Le département de l'instruction publique ne déléguera aux communes la tâche précitée que si les intérêts de l'enfant sont sauvegardés et les normes correctement appliquées. Il faudrait également que les communes aient les moyens adéquats d'exercer cette surveillance. Si l'évaluation était positive, si ce projet devait voir le jour, un organe régulateur réunissant tous les partenaires intéressés sera proposé avec les représentants des crèches et leur personnel pour faciliter l'information et la coordination des efforts.
En conclusion, ce projet est en discussion et il n'est pas question pour l'Etat de lâcher «le petit enfant»; il désire au contraire optimaliser les efforts fournis en faveur de la petite enfance en responsabilisant ceux qui sont au front et qui en assument les subventions.
Mme Liliane Johner (T). Monsieur le président, je vous remercie de votre réponse. Permettez-moi quand même de ne pas être tout à fait d'accord avec vous!
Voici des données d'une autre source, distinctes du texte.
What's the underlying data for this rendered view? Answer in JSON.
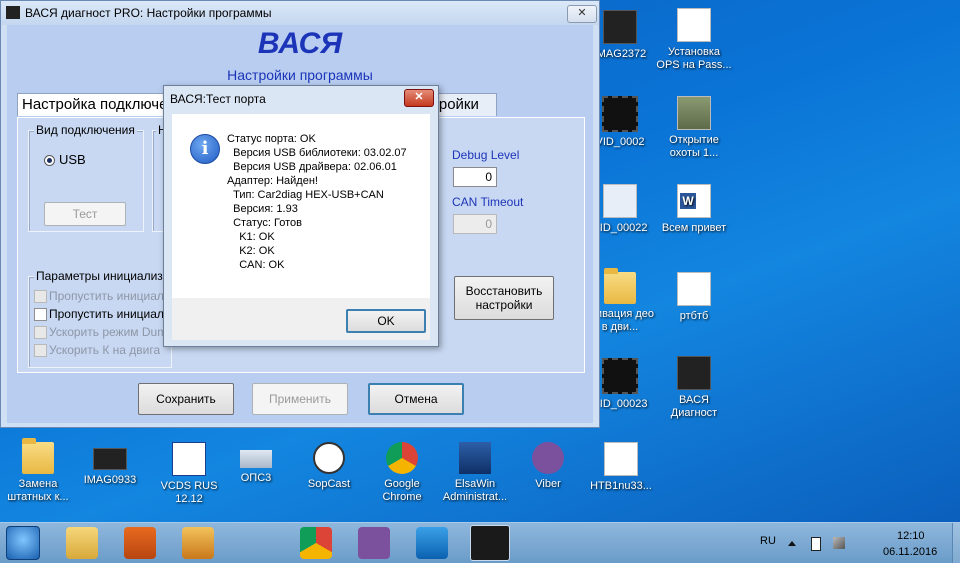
{
  "main_window": {
    "title": "ВАСЯ диагност PRO:  Настройки программы",
    "close_glyph": "✕",
    "app_title": "ВАСЯ",
    "subtitle": "Настройки программы",
    "tabs": [
      "Настройка подключе",
      "тройки"
    ],
    "connection_group": {
      "label": "Вид подключения",
      "radio_label": "USB",
      "test_button": "Тест",
      "second_group_letter": "Н"
    },
    "debug": {
      "debug_label": "Debug Level",
      "debug_value": "0",
      "can_label": "CAN Timeout",
      "can_value": "0"
    },
    "init_group": {
      "label": "Параметры инициализа",
      "options": [
        {
          "label": "Пропустить инициал",
          "enabled": false
        },
        {
          "label": "Пропустить инициал",
          "enabled": true
        },
        {
          "label": "Ускорить режим Dum",
          "enabled": false
        },
        {
          "label": "Ускорить К на двига",
          "enabled": false
        }
      ]
    },
    "restore_button": [
      "Восстановить",
      "настройки"
    ],
    "buttons": {
      "save": "Сохранить",
      "apply": "Применить",
      "cancel": "Отмена"
    }
  },
  "dialog": {
    "title": "ВАСЯ:Тест порта",
    "close_glyph": "✕",
    "info_glyph": "i",
    "lines": [
      "Статус порта: OK",
      "  Версия USB библиотеки: 03.02.07",
      "  Версия USB драйвера: 02.06.01",
      "Адаптер: Найден!",
      "  Тип: Car2diag HEX-USB+CAN",
      "  Версия: 1.93",
      "  Статус: Готов",
      "    K1: OK",
      "    K2: OK",
      "    CAN: OK"
    ],
    "ok_button": "OK"
  },
  "desktop": {
    "right_icons": [
      {
        "label": "IMAG2372",
        "icon": "video-thumbnail-icon"
      },
      {
        "label": "Установка OPS на Pass...",
        "icon": "document-icon"
      },
      {
        "label": "VID_0002",
        "icon": "video-file-icon"
      },
      {
        "label": "Открытие охоты 1...",
        "icon": "image-file-icon"
      },
      {
        "label": "VID_00022",
        "icon": "media-file-icon"
      },
      {
        "label": "Всем привет",
        "icon": "word-document-icon"
      },
      {
        "label": "ктивация део в дви...",
        "icon": "folder-icon"
      },
      {
        "label": "ртбтб",
        "icon": "text-document-icon"
      },
      {
        "label": "VID_00023",
        "icon": "video-file-icon"
      },
      {
        "label": "ВАСЯ Диагност",
        "icon": "vasya-app-icon"
      }
    ],
    "bottom_icons": [
      {
        "label": "Замена штатных к...",
        "icon": "folder-icon"
      },
      {
        "label": "IMAG0933",
        "icon": "image-thumbnail-icon"
      },
      {
        "label": "VCDS RUS 12.12",
        "icon": "vcds-icon"
      },
      {
        "label": "ОПС3",
        "icon": "card-icon"
      },
      {
        "label": "SopCast",
        "icon": "sopcast-icon"
      },
      {
        "label": "Google Chrome",
        "icon": "chrome-icon"
      },
      {
        "label": "ElsaWin Administrat...",
        "icon": "elsawin-icon"
      },
      {
        "label": "Viber",
        "icon": "viber-icon"
      },
      {
        "label": "HTB1nu33...",
        "icon": "image-file-icon"
      }
    ]
  },
  "taskbar": {
    "items": [
      "start-orb-icon",
      "explorer-icon",
      "media-player-icon",
      "paint-icon",
      "chrome-icon",
      "viber-icon",
      "teamviewer-icon",
      "vasya-app-icon"
    ],
    "language": "RU",
    "time": "12:10",
    "date": "06.11.2016"
  },
  "colors": {
    "title_blue": "#1c34b8",
    "desktop_blue": "#0a74d6"
  }
}
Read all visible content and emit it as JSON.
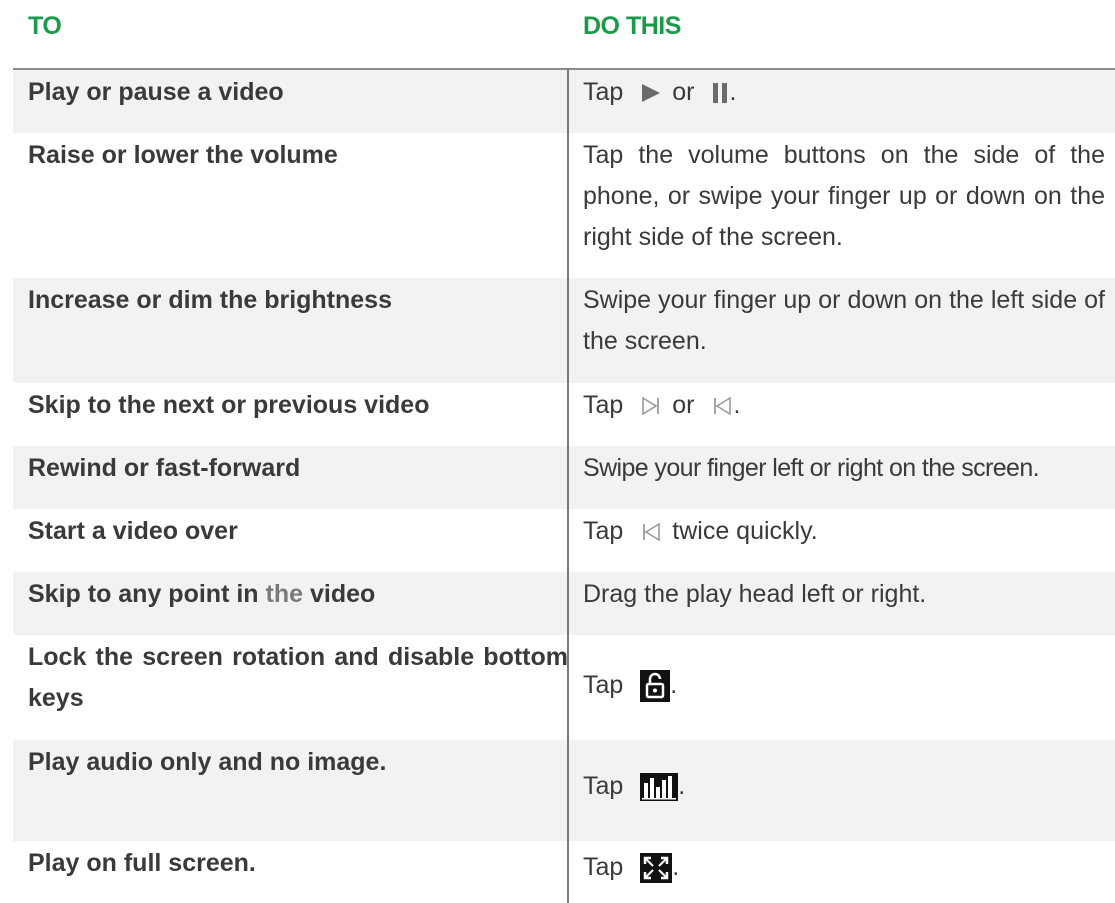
{
  "header": {
    "to": "TO",
    "do_this": "DO THIS",
    "color": "#1a9a4a"
  },
  "rows": [
    {
      "to": "Play or pause a video",
      "tap": "Tap",
      "mid": "or",
      "end": "."
    },
    {
      "to": "Raise or lower the volume",
      "do": "Tap the volume buttons on the side of the phone, or swipe your finger up or down on the right side of the screen."
    },
    {
      "to": "Increase or dim the brightness",
      "do": "Swipe your finger up or down on the left side of the screen."
    },
    {
      "to": "Skip to the next or previous video",
      "tap": "Tap",
      "mid": "or",
      "end": "."
    },
    {
      "to": "Rewind or fast-forward",
      "do": "Swipe your finger left or right on the screen."
    },
    {
      "to": "Start a video over",
      "tap": "Tap",
      "end": "twice quickly."
    },
    {
      "to_a": "Skip to any point in",
      "to_b": "the",
      "to_c": "video",
      "do": "Drag the play head left or right."
    },
    {
      "to": "Lock the screen rotation and disable bottom keys",
      "tap": "Tap",
      "end": "."
    },
    {
      "to": "Play audio only and no image.",
      "tap": "Tap",
      "end": "."
    },
    {
      "to": "Play on full screen.",
      "tap": "Tap",
      "end": "."
    }
  ],
  "icons": [
    "play-icon",
    "pause-icon",
    "next-icon",
    "previous-icon",
    "previous-icon",
    "lock-icon",
    "audio-icon",
    "fullscreen-icon"
  ]
}
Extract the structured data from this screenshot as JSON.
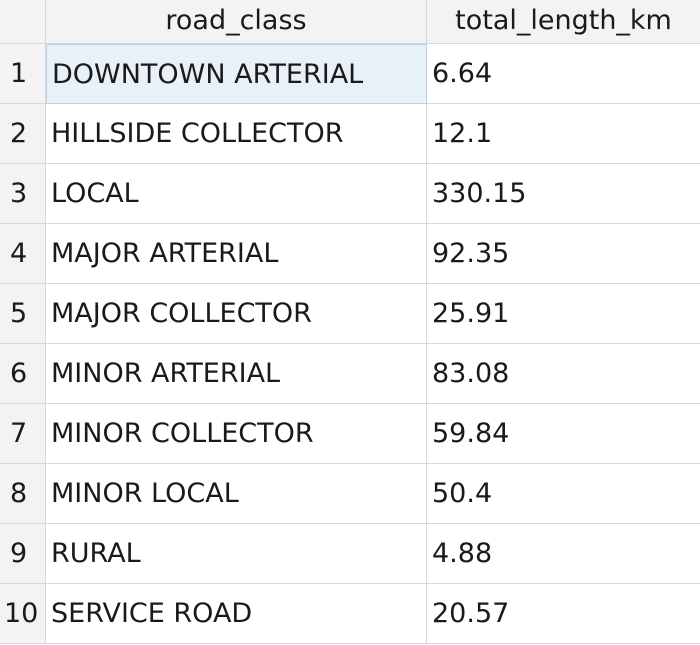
{
  "table": {
    "columns": [
      "road_class",
      "total_length_km"
    ],
    "rows": [
      {
        "index": "1",
        "road_class": "DOWNTOWN ARTERIAL",
        "total_length_km": "6.64"
      },
      {
        "index": "2",
        "road_class": "HILLSIDE COLLECTOR",
        "total_length_km": "12.1"
      },
      {
        "index": "3",
        "road_class": "LOCAL",
        "total_length_km": "330.15"
      },
      {
        "index": "4",
        "road_class": "MAJOR ARTERIAL",
        "total_length_km": "92.35"
      },
      {
        "index": "5",
        "road_class": "MAJOR COLLECTOR",
        "total_length_km": "25.91"
      },
      {
        "index": "6",
        "road_class": "MINOR ARTERIAL",
        "total_length_km": "83.08"
      },
      {
        "index": "7",
        "road_class": "MINOR COLLECTOR",
        "total_length_km": "59.84"
      },
      {
        "index": "8",
        "road_class": "MINOR LOCAL",
        "total_length_km": "50.4"
      },
      {
        "index": "9",
        "road_class": "RURAL",
        "total_length_km": "4.88"
      },
      {
        "index": "10",
        "road_class": "SERVICE ROAD",
        "total_length_km": "20.57"
      }
    ],
    "selected_cell": {
      "row": 0,
      "column": "road_class"
    },
    "colors": {
      "header_bg": "#f3f3f3",
      "grid_line": "#d8d8d8",
      "selection_bg": "#e8f0f8",
      "selection_border": "#b9d1ea"
    }
  }
}
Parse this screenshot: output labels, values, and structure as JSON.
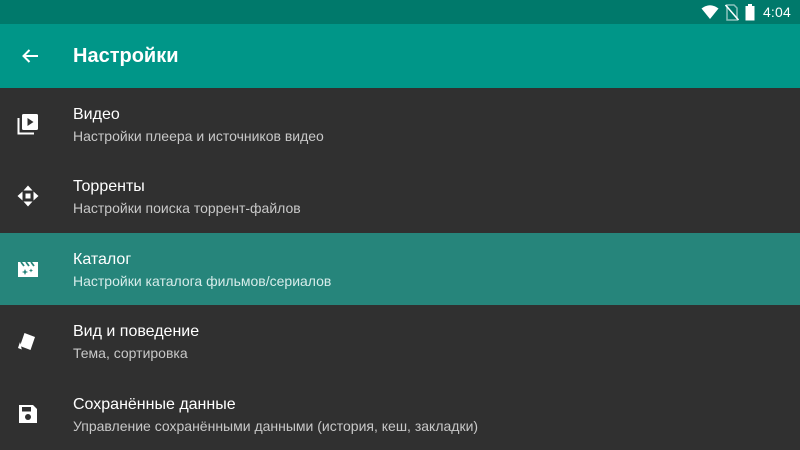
{
  "status_bar": {
    "time": "4:04",
    "icons": [
      "wifi-icon",
      "no-sim-icon",
      "battery-icon"
    ]
  },
  "app_bar": {
    "title": "Настройки",
    "back_icon": "arrow-back-icon"
  },
  "settings": {
    "items": [
      {
        "title": "Видео",
        "subtitle": "Настройки плеера и источников видео",
        "icon": "video-library-icon",
        "selected": false
      },
      {
        "title": "Торренты",
        "subtitle": "Настройки поиска торрент-файлов",
        "icon": "move-arrows-icon",
        "selected": false
      },
      {
        "title": "Каталог",
        "subtitle": "Настройки каталога фильмов/сериалов",
        "icon": "movie-filter-icon",
        "selected": true
      },
      {
        "title": "Вид и поведение",
        "subtitle": "Тема, сортировка",
        "icon": "style-cards-icon",
        "selected": false
      },
      {
        "title": "Сохранённые данные",
        "subtitle": "Управление сохранёнными данными (история, кеш, закладки)",
        "icon": "save-icon",
        "selected": false
      }
    ]
  },
  "colors": {
    "status_bar": "#00796b",
    "app_bar": "#009688",
    "background": "#303030",
    "selected_row": "#26857b",
    "primary_text": "#ffffff",
    "secondary_text": "#c8c8c8"
  }
}
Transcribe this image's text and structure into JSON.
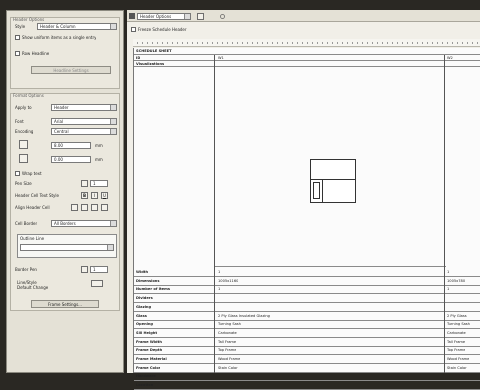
{
  "left_panel": {
    "group1_title": "Header Options",
    "style_label": "Style",
    "style_value": "Header & Column",
    "show_all_label": "Show uniform items as a single entry",
    "row_headline_label": "Row Headline",
    "headline_button": "Headline Settings",
    "format_title": "Format Options",
    "apply_to_label": "Apply to",
    "apply_to_value": "Header",
    "font_label": "Font",
    "font_value": "Arial",
    "encoding_label": "Encoding",
    "encoding_value": "Central",
    "value1": "8.00",
    "unit1": "mm",
    "value2": "0.00",
    "unit2": "mm",
    "wrap_label": "Wrap text",
    "pen_label": "Pen Size",
    "pen_value": "1",
    "align_label": "Header Cell Text Style",
    "bold_glyph": "B",
    "italic_glyph": "I",
    "underline_glyph": "U",
    "align_cell_label": "Align Header Cell",
    "cell_border_label": "Cell Border",
    "cell_border_value": "All Borders",
    "combo_label": "Outline Line",
    "combo_value": "",
    "border_pen_label": "Border Pen",
    "border_pen_value": "1",
    "line_style_label": "Line/Style",
    "line_style_value": "Default Change",
    "frame_button": "Frame Settings..."
  },
  "toolbar": {
    "dropdown_value": "Header Options",
    "icon1": "search-icon",
    "icon2": "gear-icon"
  },
  "subbar": {
    "freeze_label": "Freeze Schedule Header"
  },
  "sheet": {
    "title_header": "SCHEDULE SHEET",
    "id_label": "ID",
    "id_value1": "W1",
    "id_value2": "W2",
    "elevation_label": "Visualizations",
    "detail_rows": [
      {
        "label": "Width",
        "v1": "1",
        "v2": "1"
      },
      {
        "label": "Dimensions",
        "v1": "1005x1160",
        "v2": "1005x780"
      },
      {
        "label": "Number of Items",
        "v1": "1",
        "v2": "1"
      },
      {
        "label": "Dividers",
        "v1": "",
        "v2": ""
      },
      {
        "label": "Glazing",
        "v1": "",
        "v2": ""
      },
      {
        "label": "Glass",
        "v1": "2 Ply Glass Insulated Glazing",
        "v2": "2 Ply Glass"
      },
      {
        "label": "Opening",
        "v1": "Turning Sash",
        "v2": "Turning Sash"
      },
      {
        "label": "Sill Height",
        "v1": "Carbonate",
        "v2": "Carbonate"
      },
      {
        "label": "Frame Width",
        "v1": "Tall Frame",
        "v2": "Tall Frame"
      },
      {
        "label": "Frame Depth",
        "v1": "Top Frame",
        "v2": "Top Frame"
      },
      {
        "label": "Frame Material",
        "v1": "Wood Frame",
        "v2": "Wood Frame"
      },
      {
        "label": "Frame Color",
        "v1": "Stain Color",
        "v2": "Stain Color"
      },
      {
        "label": "Hardware",
        "v1": "",
        "v2": ""
      },
      {
        "label": "Location",
        "v1": "",
        "v2": ""
      }
    ]
  }
}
Vous parlez d'optimaliser les efforts. Or à l'heure actuelle, la fédération rencontre des difficultés avec certaines communes. Ce n'est donc pas cette décision qui va améliorer les choses! Excusez-moi, je ne veux pas jeter l'anathème sur les communes, mais le problème se fait déjà sentir. En effet, certaines se disent que cette décision est formidable car elle leur permettra d'ouvrir des classes supplémentaires avec le même personnel. Alors, je vous dis franchement que je suis très inquiète, et je ne comprends que vous envisagiez une telle décision.
J'avais déposé avec Fabienne Bugnon une motion pour la prochaine séance vous demandant d'abandonner cette proposition, je me réserve donc la possibilité de la maintenir.
M. Dominique Föllmi, conseiller d'Etat. Je comprends parfaitement que l'on discute d'un certain nombre de propositions, mais je n'abandonnerai pas la discussion sur ce projet avant que les partenaires concernés en aient loyalement et concrètement discuté. Il est trop facile de ne pas être d'accord sur un projet avant même d'en avoir discuté. Cela voudrait dire que toute
proposition faite par le Conseil d'Etat serait immédiatement battue en brèche, ce qui empêcherait tout progrès et toute évolution. Mesdames et Messieurs les députés, je vous entends souvent rappeler au Conseil d'Etat les mesures nécessaires pour la restructuration et la réorganisation de l'administration et, lorsqu'il propose de nouvelles mesures, vous le contrecarrez d'emblée.
Nous ne sommes pas devant un problème fondamental, mais en l'occurrence je reste surpris de votre réaction et de votre manque de confiance dans les communes. Votre attitude signifie que les institutions normalement élues n'ont pas le sens des responsabilités!
Les communes se plaignent d'être toujours prises dans le carcan de l'Etat, c'est pourquoi nous leur demandons de prendre leurs responsabilités en leur indiquant le cadre dans lequel elles peuvent évoluer. L'exécutif et le législatif existent. La population peut organiser des référendums et elle peut refuser d'élire certains candidats si ceux-ci n'appliquent pas la politique souhaitée. Notre système démocratique me semble tout à fait judicieux, mais nous devons clarifier les choses: l'Etat ne doit pas faire ce que les communes peuvent faire!
Cette interpellation est close.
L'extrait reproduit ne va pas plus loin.